A three-time All Along winner with Strathnaver (2013), Interrupted (2015) and Tuned (2021), trainer Graham Motion goes after a fourth with the duo of Eidikos and Willakia. Andrew Stone’s British-bred Eidikos came to the U.S. over the winter and is stepping up to stakes company for the first time domestically after placing in four of five allowance races in Kentucky and Maryland.

Fitted with blinkers for the first time, the 4-year-old filly broke through with her first North American win Aug. 13 at Laurel Park going 1 1/8 miles, scoring by 2 ¼ lengths as the favorite over next-out winner Stern Chaser.

“I thought she ran really well with the blinkers. I think they really did make a difference. It was definitely a form reversal for her. She’d been steady, but she really stepped up last time,” Motion said. “I actually wasn’t sure she wanted to go that far, but she won very nicely.”

Feargal Lynch will be aboard Eidikos from Post 4.

Stonestreet Stables’ homebred Willakia is also coming off a win, a front-running 6 ¼-length triumph in a 1 1/16-mile allowance July 27 at Colonial. It was the 4-year-old Tapit filly’s first race since late February at Gulfstream Park, and just her fifth overall.

“She’s lightly raced but very talented. Obviously with both these fillies, the chance of getting them black type is really important,” Motion said. “She’s a beautiful filly. I don’t think the mile and an eighth will be a problem for her.”

Motion has had Willakia from the beginning, dating back to her November 2021 debut on the Aqueduct turf. Though her last race came on the front end, she has come from off the pace in each of her other starts.

“She’s always shown a great deal of ability,” Motion said. “Based on the way she ran last time she tends to be fairly close.I would think they have fairly similar styles, to be honest, but neither one of them is fixed to a certain style. I think they’re both pretty adaptable.

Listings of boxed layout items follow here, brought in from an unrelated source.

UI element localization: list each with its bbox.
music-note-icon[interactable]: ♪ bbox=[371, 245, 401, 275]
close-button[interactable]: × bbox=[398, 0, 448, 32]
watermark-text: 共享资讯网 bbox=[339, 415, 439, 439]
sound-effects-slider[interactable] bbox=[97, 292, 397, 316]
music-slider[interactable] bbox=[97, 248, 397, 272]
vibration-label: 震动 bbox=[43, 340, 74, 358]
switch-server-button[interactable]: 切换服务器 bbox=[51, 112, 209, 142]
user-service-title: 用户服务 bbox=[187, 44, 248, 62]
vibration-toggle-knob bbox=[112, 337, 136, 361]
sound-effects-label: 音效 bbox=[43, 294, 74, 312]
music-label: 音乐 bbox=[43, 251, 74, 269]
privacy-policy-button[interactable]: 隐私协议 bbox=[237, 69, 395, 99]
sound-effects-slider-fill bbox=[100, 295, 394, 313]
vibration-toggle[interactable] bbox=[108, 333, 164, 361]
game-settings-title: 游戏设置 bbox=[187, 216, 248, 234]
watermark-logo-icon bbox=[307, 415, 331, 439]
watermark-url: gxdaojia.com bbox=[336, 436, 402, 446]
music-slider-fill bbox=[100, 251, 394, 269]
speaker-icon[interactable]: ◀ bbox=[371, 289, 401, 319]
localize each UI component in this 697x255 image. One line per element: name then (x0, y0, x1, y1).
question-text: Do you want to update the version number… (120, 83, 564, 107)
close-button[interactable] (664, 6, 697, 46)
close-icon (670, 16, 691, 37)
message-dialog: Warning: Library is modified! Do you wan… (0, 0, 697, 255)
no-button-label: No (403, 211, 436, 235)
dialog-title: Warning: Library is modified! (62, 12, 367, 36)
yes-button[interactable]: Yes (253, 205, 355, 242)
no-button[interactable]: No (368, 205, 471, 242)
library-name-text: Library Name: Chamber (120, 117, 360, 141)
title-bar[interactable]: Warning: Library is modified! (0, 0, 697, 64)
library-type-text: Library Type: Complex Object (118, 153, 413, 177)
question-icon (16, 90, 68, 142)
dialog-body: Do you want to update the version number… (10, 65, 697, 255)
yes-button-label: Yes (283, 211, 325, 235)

Jorge Ruiz rides Willakia from Post 2.

Cedar Hill homebred Myriskyaffair has been worse than third three times in 13 starts for trainer Christophe Clement, running second in the 1 1/8-mile Wonder Again (G3) last spring at Belmont Park. Three of her four starts this year have come on less than firm turf, including a third last out in a 1 3/8-mile optional claiming allowance Aug. 6 at Saratoga.

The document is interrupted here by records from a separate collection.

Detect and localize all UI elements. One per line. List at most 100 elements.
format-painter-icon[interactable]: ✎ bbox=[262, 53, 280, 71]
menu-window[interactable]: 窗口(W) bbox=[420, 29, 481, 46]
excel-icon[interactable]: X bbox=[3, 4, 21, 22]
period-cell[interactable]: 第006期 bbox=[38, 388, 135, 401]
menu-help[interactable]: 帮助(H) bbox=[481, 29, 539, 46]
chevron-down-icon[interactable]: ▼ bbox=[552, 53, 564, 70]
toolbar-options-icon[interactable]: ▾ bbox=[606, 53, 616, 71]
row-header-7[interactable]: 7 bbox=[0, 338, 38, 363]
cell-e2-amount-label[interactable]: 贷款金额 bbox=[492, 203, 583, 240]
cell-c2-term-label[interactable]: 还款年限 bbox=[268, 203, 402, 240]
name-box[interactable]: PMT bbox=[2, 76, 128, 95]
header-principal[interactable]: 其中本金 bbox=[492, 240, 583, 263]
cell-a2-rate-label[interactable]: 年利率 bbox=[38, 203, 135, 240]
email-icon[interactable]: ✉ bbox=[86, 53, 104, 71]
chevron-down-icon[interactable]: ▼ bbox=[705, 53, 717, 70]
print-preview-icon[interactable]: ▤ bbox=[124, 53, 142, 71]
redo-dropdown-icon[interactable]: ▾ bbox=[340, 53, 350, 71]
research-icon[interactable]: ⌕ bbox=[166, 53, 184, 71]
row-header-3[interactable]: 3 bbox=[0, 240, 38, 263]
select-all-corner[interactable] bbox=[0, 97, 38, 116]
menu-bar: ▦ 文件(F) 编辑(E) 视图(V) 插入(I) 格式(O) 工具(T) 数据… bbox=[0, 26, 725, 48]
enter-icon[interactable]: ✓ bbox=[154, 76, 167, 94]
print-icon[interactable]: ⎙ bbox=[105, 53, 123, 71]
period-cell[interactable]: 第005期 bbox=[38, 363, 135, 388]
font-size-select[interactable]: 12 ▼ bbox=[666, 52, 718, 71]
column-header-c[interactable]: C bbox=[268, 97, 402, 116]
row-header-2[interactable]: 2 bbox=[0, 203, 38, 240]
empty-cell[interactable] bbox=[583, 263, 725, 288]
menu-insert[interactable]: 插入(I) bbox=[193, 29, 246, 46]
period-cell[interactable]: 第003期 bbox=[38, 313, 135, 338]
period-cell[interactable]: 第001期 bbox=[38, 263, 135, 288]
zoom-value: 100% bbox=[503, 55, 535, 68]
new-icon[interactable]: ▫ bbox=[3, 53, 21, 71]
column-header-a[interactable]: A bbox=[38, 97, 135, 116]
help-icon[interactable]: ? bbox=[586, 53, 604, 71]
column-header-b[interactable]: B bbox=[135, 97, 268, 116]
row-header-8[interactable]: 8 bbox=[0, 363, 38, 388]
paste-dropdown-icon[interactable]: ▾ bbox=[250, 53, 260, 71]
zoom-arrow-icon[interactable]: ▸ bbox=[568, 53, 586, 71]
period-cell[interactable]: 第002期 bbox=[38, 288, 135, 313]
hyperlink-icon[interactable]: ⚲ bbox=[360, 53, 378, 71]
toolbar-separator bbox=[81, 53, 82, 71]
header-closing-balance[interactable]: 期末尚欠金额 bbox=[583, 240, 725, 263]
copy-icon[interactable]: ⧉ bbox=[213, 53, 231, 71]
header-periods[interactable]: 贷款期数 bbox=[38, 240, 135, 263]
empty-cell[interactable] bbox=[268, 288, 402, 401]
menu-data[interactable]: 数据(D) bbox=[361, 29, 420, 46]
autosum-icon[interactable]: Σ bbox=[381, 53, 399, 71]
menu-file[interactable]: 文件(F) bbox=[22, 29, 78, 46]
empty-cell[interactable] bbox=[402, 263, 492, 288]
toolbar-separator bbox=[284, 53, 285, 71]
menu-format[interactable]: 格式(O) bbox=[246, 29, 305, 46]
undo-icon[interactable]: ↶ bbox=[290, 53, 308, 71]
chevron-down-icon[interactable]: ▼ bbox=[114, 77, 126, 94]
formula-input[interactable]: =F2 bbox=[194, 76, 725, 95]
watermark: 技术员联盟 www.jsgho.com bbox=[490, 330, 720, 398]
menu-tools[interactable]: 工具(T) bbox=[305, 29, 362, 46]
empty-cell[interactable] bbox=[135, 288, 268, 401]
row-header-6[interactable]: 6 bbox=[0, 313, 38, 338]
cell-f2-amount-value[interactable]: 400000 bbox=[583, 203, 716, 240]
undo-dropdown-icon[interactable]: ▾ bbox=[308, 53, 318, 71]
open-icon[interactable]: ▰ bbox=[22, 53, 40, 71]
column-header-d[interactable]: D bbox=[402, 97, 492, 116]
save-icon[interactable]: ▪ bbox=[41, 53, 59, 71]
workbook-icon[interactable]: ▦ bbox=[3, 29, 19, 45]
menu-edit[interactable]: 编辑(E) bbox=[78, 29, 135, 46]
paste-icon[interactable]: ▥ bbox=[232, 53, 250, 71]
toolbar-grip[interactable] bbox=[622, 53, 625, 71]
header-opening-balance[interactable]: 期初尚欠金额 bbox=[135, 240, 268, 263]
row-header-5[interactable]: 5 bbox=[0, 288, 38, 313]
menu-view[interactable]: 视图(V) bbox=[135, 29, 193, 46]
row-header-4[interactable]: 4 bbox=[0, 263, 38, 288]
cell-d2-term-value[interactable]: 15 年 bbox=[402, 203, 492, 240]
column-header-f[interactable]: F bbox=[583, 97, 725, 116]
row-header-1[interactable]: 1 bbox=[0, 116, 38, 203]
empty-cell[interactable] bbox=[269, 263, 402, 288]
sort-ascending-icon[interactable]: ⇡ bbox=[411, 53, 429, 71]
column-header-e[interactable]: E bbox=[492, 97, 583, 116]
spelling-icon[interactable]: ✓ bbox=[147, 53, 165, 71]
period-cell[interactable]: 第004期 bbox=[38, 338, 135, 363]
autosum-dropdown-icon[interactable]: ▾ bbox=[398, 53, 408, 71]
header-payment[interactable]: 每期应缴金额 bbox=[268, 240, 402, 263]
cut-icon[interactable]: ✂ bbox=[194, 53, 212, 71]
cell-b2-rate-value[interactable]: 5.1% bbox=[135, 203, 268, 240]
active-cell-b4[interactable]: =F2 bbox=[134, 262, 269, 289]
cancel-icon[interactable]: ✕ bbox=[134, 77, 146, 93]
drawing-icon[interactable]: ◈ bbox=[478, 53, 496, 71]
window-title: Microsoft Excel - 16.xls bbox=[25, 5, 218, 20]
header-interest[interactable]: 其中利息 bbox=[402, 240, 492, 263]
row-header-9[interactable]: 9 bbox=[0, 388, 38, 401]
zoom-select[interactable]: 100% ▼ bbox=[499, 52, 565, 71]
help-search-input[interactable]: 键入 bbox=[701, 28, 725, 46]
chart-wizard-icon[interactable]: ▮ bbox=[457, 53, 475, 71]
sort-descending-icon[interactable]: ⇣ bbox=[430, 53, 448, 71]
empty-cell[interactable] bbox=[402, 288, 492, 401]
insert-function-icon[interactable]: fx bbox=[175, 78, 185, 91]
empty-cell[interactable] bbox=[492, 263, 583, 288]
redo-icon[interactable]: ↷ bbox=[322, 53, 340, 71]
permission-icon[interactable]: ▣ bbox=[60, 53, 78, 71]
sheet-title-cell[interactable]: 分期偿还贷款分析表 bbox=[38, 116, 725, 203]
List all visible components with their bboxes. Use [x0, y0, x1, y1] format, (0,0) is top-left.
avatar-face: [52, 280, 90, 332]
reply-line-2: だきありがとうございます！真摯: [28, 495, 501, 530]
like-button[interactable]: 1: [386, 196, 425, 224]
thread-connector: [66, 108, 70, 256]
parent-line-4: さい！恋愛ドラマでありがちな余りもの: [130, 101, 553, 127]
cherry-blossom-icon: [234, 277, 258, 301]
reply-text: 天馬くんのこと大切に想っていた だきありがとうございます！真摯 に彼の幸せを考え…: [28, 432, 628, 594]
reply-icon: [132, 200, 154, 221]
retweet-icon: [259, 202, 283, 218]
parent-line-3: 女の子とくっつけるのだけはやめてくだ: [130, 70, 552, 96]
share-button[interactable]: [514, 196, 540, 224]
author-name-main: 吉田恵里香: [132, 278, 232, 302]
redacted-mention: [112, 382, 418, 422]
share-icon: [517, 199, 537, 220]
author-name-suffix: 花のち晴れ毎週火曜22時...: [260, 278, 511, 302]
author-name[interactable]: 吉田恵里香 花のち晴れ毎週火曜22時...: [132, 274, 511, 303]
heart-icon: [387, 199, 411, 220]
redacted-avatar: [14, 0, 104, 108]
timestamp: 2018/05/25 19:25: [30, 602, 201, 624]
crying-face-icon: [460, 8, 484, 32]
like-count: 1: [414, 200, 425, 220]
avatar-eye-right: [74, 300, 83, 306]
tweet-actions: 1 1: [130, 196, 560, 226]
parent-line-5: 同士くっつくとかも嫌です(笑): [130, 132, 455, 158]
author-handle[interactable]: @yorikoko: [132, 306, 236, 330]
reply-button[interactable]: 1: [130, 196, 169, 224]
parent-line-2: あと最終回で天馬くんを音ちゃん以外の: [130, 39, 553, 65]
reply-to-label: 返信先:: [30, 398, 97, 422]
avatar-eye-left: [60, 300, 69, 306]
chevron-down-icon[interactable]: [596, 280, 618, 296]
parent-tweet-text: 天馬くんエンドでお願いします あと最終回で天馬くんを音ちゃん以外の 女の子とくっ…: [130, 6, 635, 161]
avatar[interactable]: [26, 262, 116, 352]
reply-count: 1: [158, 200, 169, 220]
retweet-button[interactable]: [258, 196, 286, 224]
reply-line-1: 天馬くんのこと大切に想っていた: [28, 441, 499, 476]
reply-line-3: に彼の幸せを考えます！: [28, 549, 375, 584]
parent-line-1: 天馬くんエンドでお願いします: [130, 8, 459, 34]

Full Count Felicia, a last-out winner on the turf at Colonial Aug. 19; Queen Judith, also exiting a win July 1 at Woodbine for U.S. and Canadian Hall of Fame trainer Mark Casse; Eight Danzas, third in the Aug. 21 Mrs. Penny and fourth the Nellie Mae Cox; and Kotyle complete the field.

The All Along is named for the French-bred filly that won the Prix de l’Arc de Triomphe, Rothmans International, Turf Classic and Laurel’s Washington D.C. International in the span of 41 days in 1983 en route to becoming the first foreign-based horse to be voted U.S. Horse of the Year. A winner of nine races and more than $3 million in purses from 21 starts, she was inducted into the National Museum of Racing’s Hall of Fame in 1990.